More woes for toll lovers

Apparently building a six lane, 16 mile long toll road right down the middle of an environmentally protected state park would break some hippy-dippy law from way back in the 70s, according to the eco-nazis at the California Coastal Commission via the Los Angeles Times.

The commission released a 236-page analysis that surprisingly contradicts a previous report by the toll-road builders, the Transportation Corridor Agencies. The coastal commission seems to think the road would lead to “widespread violations of state environmental laws designed to protect endangered species, natural resources and recreational opportunities,” while the TCA's scientists concluded the road would actually bolster the park by creating a freeway from which to shower the environment with candy colored rainbow syrup, thereby making it better.

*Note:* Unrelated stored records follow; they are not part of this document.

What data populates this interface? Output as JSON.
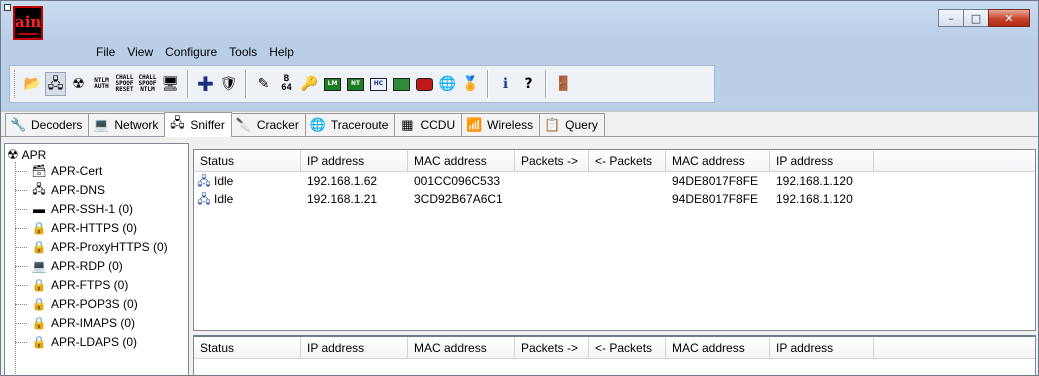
{
  "app": {
    "logo_text": "ain"
  },
  "window_controls": {
    "minimize": "–",
    "maximize": "□",
    "close": "✕"
  },
  "menu": [
    "File",
    "View",
    "Configure",
    "Tools",
    "Help"
  ],
  "toolbar": {
    "icons": [
      "open-folder-icon",
      "network-card-icon",
      "radiation-icon",
      "ntlm-auth-icon",
      "chall-spoof-reset-icon",
      "chall-spoof-ntlm-icon",
      "monitor-icon",
      "add-icon",
      "shield-icon",
      "edit-icon",
      "b64-icon",
      "key-icon",
      "lm-icon",
      "hash-icon",
      "hc-icon",
      "chip-icon",
      "red-chip-icon",
      "globe-icon",
      "cert-icon",
      "info-icon",
      "help-icon",
      "exit-icon"
    ],
    "labels": {
      "ntlm_auth": "NTLM AUTH",
      "chall_spoof_reset": "CHALL SPOOF RESET",
      "chall_spoof_ntlm": "CHALL SPOOF NTLM",
      "b64": "B 64"
    }
  },
  "tabs": [
    {
      "label": "Decoders",
      "icon": "decoder-icon",
      "active": false
    },
    {
      "label": "Network",
      "icon": "network-icon",
      "active": false
    },
    {
      "label": "Sniffer",
      "icon": "sniffer-icon",
      "active": true
    },
    {
      "label": "Cracker",
      "icon": "cracker-icon",
      "active": false
    },
    {
      "label": "Traceroute",
      "icon": "traceroute-icon",
      "active": false
    },
    {
      "label": "CCDU",
      "icon": "ccdu-icon",
      "active": false
    },
    {
      "label": "Wireless",
      "icon": "wireless-icon",
      "active": false
    },
    {
      "label": "Query",
      "icon": "query-icon",
      "active": false
    }
  ],
  "tree": {
    "root": "APR",
    "items": [
      {
        "label": "APR-Cert",
        "icon": "certificate-icon"
      },
      {
        "label": "APR-DNS",
        "icon": "dns-icon"
      },
      {
        "label": "APR-SSH-1 (0)",
        "icon": "terminal-icon"
      },
      {
        "label": "APR-HTTPS (0)",
        "icon": "lock-icon"
      },
      {
        "label": "APR-ProxyHTTPS (0)",
        "icon": "lock-icon"
      },
      {
        "label": "APR-RDP (0)",
        "icon": "rdp-icon"
      },
      {
        "label": "APR-FTPS (0)",
        "icon": "lock-icon"
      },
      {
        "label": "APR-POP3S (0)",
        "icon": "lock-icon"
      },
      {
        "label": "APR-IMAPS (0)",
        "icon": "lock-icon"
      },
      {
        "label": "APR-LDAPS (0)",
        "icon": "lock-icon"
      }
    ]
  },
  "top_table": {
    "columns": [
      "Status",
      "IP address",
      "MAC address",
      "Packets ->",
      "<- Packets",
      "MAC address",
      "IP address"
    ],
    "rows": [
      [
        "Idle",
        "192.168.1.62",
        "001CC096C533",
        "",
        "",
        "94DE8017F8FE",
        "192.168.1.120"
      ],
      [
        "Idle",
        "192.168.1.21",
        "3CD92B67A6C1",
        "",
        "",
        "94DE8017F8FE",
        "192.168.1.120"
      ]
    ]
  },
  "bottom_table": {
    "columns": [
      "Status",
      "IP address",
      "MAC address",
      "Packets ->",
      "<- Packets",
      "MAC address",
      "IP address"
    ]
  },
  "colors": {
    "titlebar": "#bcd2ea",
    "logo_red": "#c00000",
    "close_red": "#c8432c"
  }
}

It makes one wonder how two teams of scientists could look at the same data and come up with two wildly divergent views. Let's see, the coastal commission is a government-created agency that is charged with preserving the natural beauty of California's hundreds of miles of coast. TCA is a private interest-created entity charged with expanding suburban development into otherwise remote areas and fill the lands with the splendor of more McMansions and Home Depots.

Not sure whether this latests development will lead to more delays. The $53 million per mile road has already had it's construction pushed back from an originally rosy start date of this summer to an increasingly wilty indefinite future date. Currently TCA hopes to begin in 2011.